So I tried putting a mirror in his cage when I first got him, but he fought with it a lot so I got rid of it. His cage is on my dresser which has an attached mirror on the back. He sits on a lampshade in front of it and "grumps" at himself most of the day. Should I try covering it up? I don't have any other place to put his cage that is away from mirrors. Also, he likes to wander in to the kitchen and talk to himself in the dishwasher/ fridge/ microwave reflection. He has a BIG problem with wandering around, but I don't want to lock him in his cage all the time. I generally bring him with me if I leave the room, but sometimes he's napping or totally content by himself.

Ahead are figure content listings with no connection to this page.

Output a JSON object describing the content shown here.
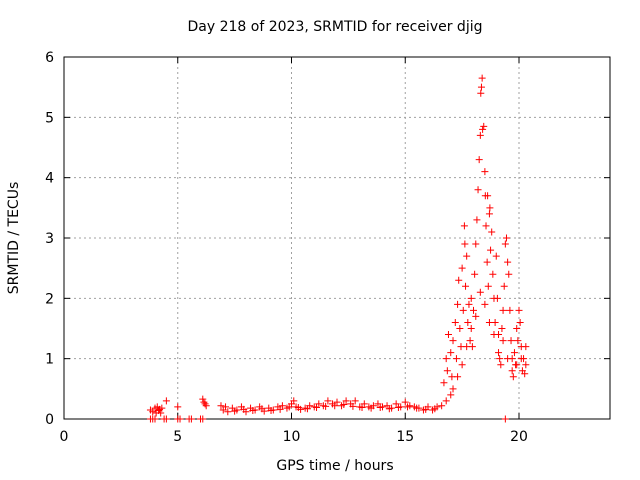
{
  "chart_data": {
    "type": "scatter",
    "title": "Day 218 of 2023, SRMTID for receiver djig",
    "xlabel": "GPS time / hours",
    "ylabel": "SRMTID / TECUs",
    "xlim": [
      0,
      24
    ],
    "ylim": [
      0,
      6
    ],
    "xticks": [
      0,
      5,
      10,
      15,
      20
    ],
    "yticks": [
      0,
      1,
      2,
      3,
      4,
      5,
      6
    ],
    "grid": true,
    "marker": "+",
    "color": "#ff0000",
    "series": [
      {
        "name": "SRMTID",
        "points": [
          [
            3.8,
            0.0
          ],
          [
            3.9,
            0.0
          ],
          [
            4.0,
            0.0
          ],
          [
            4.4,
            0.0
          ],
          [
            4.5,
            0.0
          ],
          [
            5.0,
            0.0
          ],
          [
            5.1,
            0.0
          ],
          [
            5.5,
            0.0
          ],
          [
            5.6,
            0.0
          ],
          [
            6.0,
            0.0
          ],
          [
            6.1,
            0.0
          ],
          [
            19.4,
            0.0
          ],
          [
            3.8,
            0.15
          ],
          [
            3.9,
            0.12
          ],
          [
            4.0,
            0.18
          ],
          [
            4.05,
            0.1
          ],
          [
            4.1,
            0.2
          ],
          [
            4.15,
            0.14
          ],
          [
            4.2,
            0.16
          ],
          [
            4.25,
            0.1
          ],
          [
            4.3,
            0.18
          ],
          [
            4.5,
            0.3
          ],
          [
            5.0,
            0.2
          ],
          [
            6.1,
            0.33
          ],
          [
            6.15,
            0.28
          ],
          [
            6.2,
            0.25
          ],
          [
            6.25,
            0.22
          ],
          [
            6.9,
            0.22
          ],
          [
            7.0,
            0.15
          ],
          [
            7.2,
            0.12
          ],
          [
            7.4,
            0.18
          ],
          [
            7.6,
            0.15
          ],
          [
            7.8,
            0.2
          ],
          [
            8.0,
            0.12
          ],
          [
            8.2,
            0.18
          ],
          [
            8.4,
            0.15
          ],
          [
            8.6,
            0.2
          ],
          [
            8.8,
            0.13
          ],
          [
            9.0,
            0.18
          ],
          [
            9.2,
            0.15
          ],
          [
            9.4,
            0.2
          ],
          [
            9.6,
            0.22
          ],
          [
            9.8,
            0.18
          ],
          [
            10.0,
            0.25
          ],
          [
            10.1,
            0.3
          ],
          [
            10.2,
            0.2
          ],
          [
            10.4,
            0.16
          ],
          [
            10.6,
            0.18
          ],
          [
            10.8,
            0.22
          ],
          [
            11.0,
            0.2
          ],
          [
            11.2,
            0.25
          ],
          [
            11.4,
            0.22
          ],
          [
            11.6,
            0.3
          ],
          [
            11.8,
            0.25
          ],
          [
            12.0,
            0.28
          ],
          [
            12.2,
            0.22
          ],
          [
            12.4,
            0.3
          ],
          [
            12.6,
            0.25
          ],
          [
            12.8,
            0.3
          ],
          [
            13.0,
            0.2
          ],
          [
            13.2,
            0.25
          ],
          [
            13.4,
            0.2
          ],
          [
            13.6,
            0.22
          ],
          [
            13.8,
            0.25
          ],
          [
            14.0,
            0.2
          ],
          [
            14.2,
            0.22
          ],
          [
            14.4,
            0.18
          ],
          [
            14.6,
            0.25
          ],
          [
            14.8,
            0.2
          ],
          [
            15.0,
            0.28
          ],
          [
            15.2,
            0.22
          ],
          [
            15.4,
            0.2
          ],
          [
            15.6,
            0.18
          ],
          [
            15.8,
            0.15
          ],
          [
            16.0,
            0.2
          ],
          [
            16.2,
            0.15
          ],
          [
            16.4,
            0.2
          ],
          [
            16.6,
            0.22
          ],
          [
            16.8,
            0.3
          ],
          [
            7.1,
            0.2
          ],
          [
            7.5,
            0.13
          ],
          [
            7.9,
            0.16
          ],
          [
            8.3,
            0.14
          ],
          [
            8.7,
            0.17
          ],
          [
            9.1,
            0.14
          ],
          [
            9.5,
            0.16
          ],
          [
            9.9,
            0.2
          ],
          [
            10.3,
            0.19
          ],
          [
            10.7,
            0.17
          ],
          [
            11.1,
            0.19
          ],
          [
            11.5,
            0.21
          ],
          [
            11.9,
            0.22
          ],
          [
            12.3,
            0.24
          ],
          [
            12.7,
            0.21
          ],
          [
            13.1,
            0.19
          ],
          [
            13.5,
            0.18
          ],
          [
            13.9,
            0.19
          ],
          [
            14.3,
            0.17
          ],
          [
            14.7,
            0.19
          ],
          [
            15.1,
            0.2
          ],
          [
            15.5,
            0.18
          ],
          [
            15.9,
            0.16
          ],
          [
            16.3,
            0.17
          ],
          [
            16.7,
            0.6
          ],
          [
            16.8,
            1.0
          ],
          [
            16.85,
            0.8
          ],
          [
            16.9,
            1.4
          ],
          [
            17.0,
            1.1
          ],
          [
            17.05,
            0.7
          ],
          [
            17.1,
            1.3
          ],
          [
            17.2,
            1.6
          ],
          [
            17.25,
            1.0
          ],
          [
            17.3,
            1.9
          ],
          [
            17.35,
            2.3
          ],
          [
            17.4,
            1.5
          ],
          [
            17.45,
            1.2
          ],
          [
            17.5,
            2.5
          ],
          [
            17.55,
            1.8
          ],
          [
            17.6,
            3.2
          ],
          [
            17.62,
            2.9
          ],
          [
            17.65,
            2.2
          ],
          [
            17.7,
            2.7
          ],
          [
            17.75,
            1.6
          ],
          [
            17.8,
            1.9
          ],
          [
            17.85,
            1.3
          ],
          [
            17.9,
            2.0
          ],
          [
            17.95,
            1.2
          ],
          [
            18.0,
            1.8
          ],
          [
            18.05,
            2.4
          ],
          [
            18.1,
            2.9
          ],
          [
            18.15,
            3.3
          ],
          [
            18.2,
            3.8
          ],
          [
            18.25,
            4.3
          ],
          [
            18.3,
            4.7
          ],
          [
            18.32,
            5.4
          ],
          [
            18.35,
            5.5
          ],
          [
            18.38,
            5.65
          ],
          [
            18.4,
            4.8
          ],
          [
            18.45,
            4.85
          ],
          [
            18.5,
            4.1
          ],
          [
            18.52,
            3.7
          ],
          [
            18.55,
            3.2
          ],
          [
            18.6,
            2.6
          ],
          [
            18.62,
            3.7
          ],
          [
            18.65,
            2.2
          ],
          [
            18.7,
            3.4
          ],
          [
            18.72,
            3.5
          ],
          [
            18.75,
            2.8
          ],
          [
            18.8,
            3.1
          ],
          [
            18.85,
            2.4
          ],
          [
            18.9,
            2.0
          ],
          [
            18.95,
            1.6
          ],
          [
            19.0,
            2.7
          ],
          [
            19.05,
            2.0
          ],
          [
            19.1,
            1.4
          ],
          [
            19.15,
            1.0
          ],
          [
            19.2,
            0.9
          ],
          [
            19.25,
            1.5
          ],
          [
            19.3,
            1.8
          ],
          [
            19.35,
            2.2
          ],
          [
            19.4,
            2.9
          ],
          [
            19.45,
            3.0
          ],
          [
            19.5,
            2.6
          ],
          [
            19.55,
            2.4
          ],
          [
            19.6,
            1.8
          ],
          [
            19.65,
            1.3
          ],
          [
            19.7,
            1.0
          ],
          [
            19.75,
            0.7
          ],
          [
            19.8,
            1.1
          ],
          [
            19.85,
            0.9
          ],
          [
            19.9,
            1.5
          ],
          [
            19.95,
            1.3
          ],
          [
            20.0,
            1.8
          ],
          [
            20.05,
            1.6
          ],
          [
            20.1,
            1.2
          ],
          [
            20.15,
            0.8
          ],
          [
            20.2,
            1.0
          ],
          [
            20.25,
            0.75
          ],
          [
            20.3,
            1.2
          ],
          [
            17.0,
            0.4
          ],
          [
            17.1,
            0.5
          ],
          [
            17.3,
            0.7
          ],
          [
            17.5,
            0.9
          ],
          [
            17.7,
            1.2
          ],
          [
            17.9,
            1.5
          ],
          [
            18.1,
            1.7
          ],
          [
            18.3,
            2.1
          ],
          [
            18.5,
            1.9
          ],
          [
            18.7,
            1.6
          ],
          [
            18.9,
            1.4
          ],
          [
            19.1,
            1.1
          ],
          [
            19.3,
            1.3
          ],
          [
            19.5,
            1.0
          ],
          [
            19.7,
            0.8
          ],
          [
            19.9,
            0.9
          ],
          [
            20.1,
            1.0
          ],
          [
            20.3,
            0.9
          ]
        ]
      }
    ]
  }
}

Then "the happy wanderer" waddles out looking for something fun to do. My mom is getting older and can't see or hear well. I'm afraid she will accidentally step on him, but at the same time I don't want to keep him cooped up. We could leave him out of the cage, with my door closed, but then he would scream because he is alone. Or should he only come out if someone is in the room/ interacting with him in some way? Ugh. Birds are so confusing...


----------



## JoJo's Mom (Oct 20, 2012)

I would be careful about letting him just wander about, you are right that it's a risk. Someone could step on him very easily, or many other things that could accidently injure him. My bird isn't out all the time, and he is perfectly happy. I take him out at random times during the day and spend time with him, the rest of the time he is in his cage. Do you keep toys in his cage? For his safety he should be in his cage when you can't be there to supervise him. Were you able to read the article? It really is very helpful. Birds are kind of like kids. What they want sometimes isn't necessarily what is good for them.


----------



## Francesca (Apr 30, 2015)

I've been going through this too, and your advice has been spot on JoJo's mom.


----------



## JoJo's Mom (Oct 20, 2012)

Francesca said:


> I've been going through this too, and your advice has been spot on JoJo's mom.


Thanks Francesca


----------